Perfil, atento entre folhas enverdecido limo, nas mãos a flauta e pés caprinos, o Fauno na fria sombra do úmido jardim, permanente estátua a sugerir busca lúbrica que sua carne de pedra nunca sai do lugar. Fauno não mais, velho guardião apenas amoitado, e somente seu olhar amendoa promessas que seus pés bífidos na pedra fincados nunca fora do mesmo lugar.
Passos rápidos, quase ninfas em flor ainda nas alamedas os moços indiferentes às amêndoas dos olhos de pedra do Fauno, outros ninfas não mais, mãos nos bolsos, disfarçam em duros passos os rápidos olhares quebrados, nem os requebros do andar passam despercebidos por Miro nem o quanto o tédio tamanho arrancou-os de casa no entardecer molhado do Fauno, quase ninfas, passos rápidos entra e sai por entre mofo de folhas mortas lavadas de amoníaco vai e vem no sempre do mesmo lugar, corre a urina solta entre olhares soltos a correrem mesmo se o jato não vem.
Rápida troca de olhares, dirigidos lânguidos para Miro imploram, olhar de pálpebra descaída cansaço enrugado ombros derreados, todos eles mais velhas que Miro flor da idade não olha para ninguém, hoje pelo menos, recheada em músculos salientes as calças justas, a boca de peixe a língua fina, curto ondeado o cabelo curto quase rente, na face rósea cicatriz lateral, sorriso de dentes ralados afoitos mordem o ar, só aceita dinheiro e bem provocado pode matar. Hoje Miro não vem; e, há três dias Miro não vem e ele, se o condenado à morte tem nome chamam-no os Mensageiros da Desdita pelo nome Victor, fina ironia um achado ser Victor belo nome, mesmo nome do escultor renomado autor do Fauno plantado neste decadente jardim, Fauno a lembrar um Moisés, de flauta inconseqüente no lugar das tábuas de instituídas leis. Próprio para o lugar. Victor. Entristecido a cismar negros pensamentos de trazer no sangue o mal da metade do século. Olhos voltados para a morte encarnada em Miro, que não vem. Miro fauno, pupa ainda à flor da idade, caçador de ninfas fenecidas.
Se Miro à espreita das fenecidas ninfas, espreitaram-no os olhos de Victor em busca da destreza de Miro, serrilhados dentes afiado punhal, movido pelo ódio boca de peixe cicatriz em vírgula, em suas mãos a lâmina é mestra em feridas esculpir.
Não tanto velha assim, cansado desde ninfa iniciante, os pés nunca no mesmo lugar e agora não tanto velha assim a morte ameaça horrível repugnância dilacerar seu corpo feito na medida do prazer amado. Não está hoje aqui como há três dias Miro não vem, boca de peixe dentes em lâmina carrega um punhal e bem provocado pode matar alguém que outrora delícias de carne para Victor implorar com olhar descaído seu corpo quente para o desassossego das mãos, um afago distraído, um abraço desigual, algo com que sonhar mas alguém que bem provocado, hoje, pode matar, antes que a morte diluída no sangue apodreça em vida esse corpo feito na medida do prazer de amar.

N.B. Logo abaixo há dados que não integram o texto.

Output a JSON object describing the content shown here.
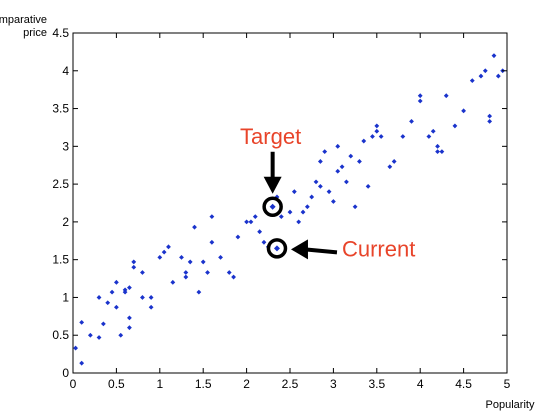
{
  "chart_data": {
    "type": "scatter",
    "title": "",
    "xlabel": "Popularity",
    "ylabel_line1": "Comparative",
    "ylabel_line2": "price",
    "xlim": [
      0,
      5
    ],
    "ylim": [
      0,
      4.5
    ],
    "xticks": [
      0,
      0.5,
      1,
      1.5,
      2,
      2.5,
      3,
      3.5,
      4,
      4.5,
      5
    ],
    "xtick_labels": [
      "0",
      "0.5",
      "1",
      "1.5",
      "2",
      "2.5",
      "3",
      "3.5",
      "4",
      "4.5",
      "5"
    ],
    "yticks": [
      0,
      0.5,
      1,
      1.5,
      2,
      2.5,
      3,
      3.5,
      4,
      4.5
    ],
    "ytick_labels": [
      "0",
      "0.5",
      "1",
      "1.5",
      "2",
      "2.5",
      "3",
      "3.5",
      "4",
      "4.5"
    ],
    "grid": false,
    "marker_color": "#1a33cc",
    "points": [
      [
        0.03,
        0.33
      ],
      [
        0.1,
        0.67
      ],
      [
        0.1,
        0.13
      ],
      [
        0.2,
        0.5
      ],
      [
        0.3,
        1.0
      ],
      [
        0.35,
        0.65
      ],
      [
        0.3,
        0.47
      ],
      [
        0.4,
        0.93
      ],
      [
        0.45,
        1.07
      ],
      [
        0.5,
        0.87
      ],
      [
        0.5,
        1.2
      ],
      [
        0.55,
        0.5
      ],
      [
        0.6,
        1.1
      ],
      [
        0.6,
        1.07
      ],
      [
        0.65,
        1.13
      ],
      [
        0.65,
        0.73
      ],
      [
        0.65,
        0.6
      ],
      [
        0.7,
        1.4
      ],
      [
        0.7,
        1.47
      ],
      [
        0.8,
        1.0
      ],
      [
        0.8,
        1.33
      ],
      [
        0.9,
        1.0
      ],
      [
        0.9,
        0.87
      ],
      [
        1.0,
        1.53
      ],
      [
        1.05,
        1.6
      ],
      [
        1.1,
        1.67
      ],
      [
        1.15,
        1.2
      ],
      [
        1.25,
        1.53
      ],
      [
        1.3,
        1.27
      ],
      [
        1.3,
        1.33
      ],
      [
        1.35,
        1.47
      ],
      [
        1.4,
        1.93
      ],
      [
        1.45,
        1.07
      ],
      [
        1.5,
        1.47
      ],
      [
        1.55,
        1.33
      ],
      [
        1.6,
        2.07
      ],
      [
        1.6,
        1.73
      ],
      [
        1.7,
        1.53
      ],
      [
        1.8,
        1.33
      ],
      [
        1.85,
        1.27
      ],
      [
        1.9,
        1.8
      ],
      [
        2.0,
        2.0
      ],
      [
        2.05,
        2.0
      ],
      [
        2.1,
        2.07
      ],
      [
        2.15,
        1.87
      ],
      [
        2.2,
        1.73
      ],
      [
        2.25,
        1.67
      ],
      [
        2.35,
        2.33
      ],
      [
        2.4,
        2.07
      ],
      [
        2.5,
        2.13
      ],
      [
        2.55,
        2.4
      ],
      [
        2.6,
        2.0
      ],
      [
        2.65,
        2.13
      ],
      [
        2.7,
        2.2
      ],
      [
        2.75,
        2.33
      ],
      [
        2.8,
        2.53
      ],
      [
        2.85,
        2.47
      ],
      [
        2.85,
        2.8
      ],
      [
        2.9,
        2.93
      ],
      [
        2.95,
        2.4
      ],
      [
        3.0,
        2.27
      ],
      [
        3.05,
        2.67
      ],
      [
        3.05,
        3.0
      ],
      [
        3.1,
        2.73
      ],
      [
        3.15,
        2.53
      ],
      [
        3.2,
        2.87
      ],
      [
        3.25,
        2.2
      ],
      [
        3.3,
        2.8
      ],
      [
        3.35,
        3.07
      ],
      [
        3.4,
        2.47
      ],
      [
        3.45,
        3.13
      ],
      [
        3.5,
        3.27
      ],
      [
        3.5,
        3.2
      ],
      [
        3.55,
        3.13
      ],
      [
        3.65,
        2.73
      ],
      [
        3.7,
        2.8
      ],
      [
        3.8,
        3.13
      ],
      [
        3.9,
        3.33
      ],
      [
        4.0,
        3.6
      ],
      [
        4.0,
        3.67
      ],
      [
        4.1,
        3.13
      ],
      [
        4.15,
        3.2
      ],
      [
        4.2,
        3.0
      ],
      [
        4.2,
        2.93
      ],
      [
        4.25,
        2.93
      ],
      [
        4.3,
        3.67
      ],
      [
        4.4,
        3.27
      ],
      [
        4.5,
        3.47
      ],
      [
        4.6,
        3.87
      ],
      [
        4.7,
        3.93
      ],
      [
        4.75,
        4.0
      ],
      [
        4.8,
        3.33
      ],
      [
        4.8,
        3.4
      ],
      [
        4.85,
        4.2
      ],
      [
        4.9,
        3.93
      ],
      [
        4.95,
        4.0
      ]
    ],
    "annotations": [
      {
        "label": "Target",
        "x": 2.3,
        "y": 2.2,
        "arrow": "down"
      },
      {
        "label": "Current",
        "x": 2.35,
        "y": 1.65,
        "arrow": "left"
      }
    ]
  }
}
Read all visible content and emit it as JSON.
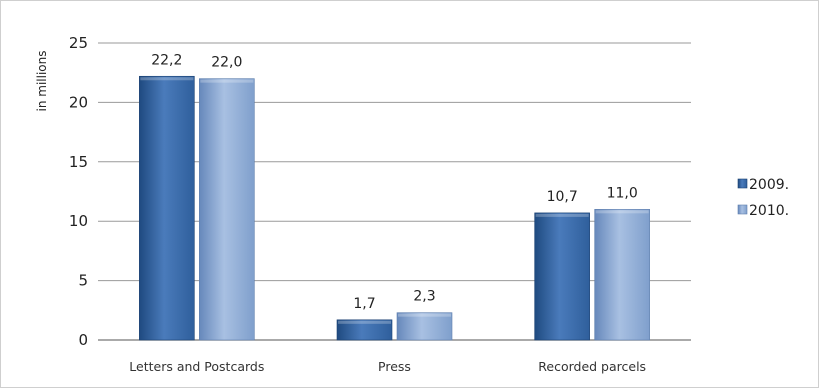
{
  "chart_data": {
    "type": "bar",
    "categories": [
      "Letters and Postcards",
      "Press",
      "Recorded parcels"
    ],
    "series": [
      {
        "name": "2009.",
        "values": [
          22.2,
          1.7,
          10.7
        ],
        "labels": [
          "22,2",
          "1,7",
          "10,7"
        ],
        "color": "#2f5f9c"
      },
      {
        "name": "2010.",
        "values": [
          22.0,
          2.3,
          11.0
        ],
        "labels": [
          "22,0",
          "2,3",
          "11,0"
        ],
        "color": "#7f9fcc"
      }
    ],
    "ylabel": "in millions",
    "ylim": [
      0,
      25
    ],
    "yticks": [
      0,
      5,
      10,
      15,
      20,
      25
    ],
    "grid": true,
    "legend": "right"
  }
}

Alguém que já matou; Victor sabe de um crime sem solução de notícia nos jornais. Um assassino de reserva para as secretas intenções, testemunha ocular reserva-se de contar com quem assassino a vítima emparelhada a bruma entranhou, hoje como ontem e trasantontem, à espera de acontecer de novo busca entre os verdes úmidos da alameda a boca de peixe em sorriso mordida de dentes ralados reapareça e caminhem parelha os dois, selado o compromisso da quantia a pagar se disponham ao corpo a corpo, um assassino que reservo para mim, pensa Victor nos vagos da mente flui o sangue coalhado do mal moderno, da metade do século ano santo do Senhor, pelas alamedas floridas roséolas a proliferar.

Victor viu, não o crime, mas o assassino conquistado. Conhecia a vítima, impossível esquecer o algoz. Tanto sonhou com o gozo prometido no jeito abusado do rapaz de salientes carnes quanto lamentou não terem sido os seus os olhos molhados de triunfo e esperança de ter nas mãos fruto e pecado, a língua raspar-se no quelóide rosa, ser mordido de dentes ralos a sorrir, quem sabe alvo de desprezo em rude trato, machucado para pagar mais que o contrato e dormir jurando nunca mais voltar.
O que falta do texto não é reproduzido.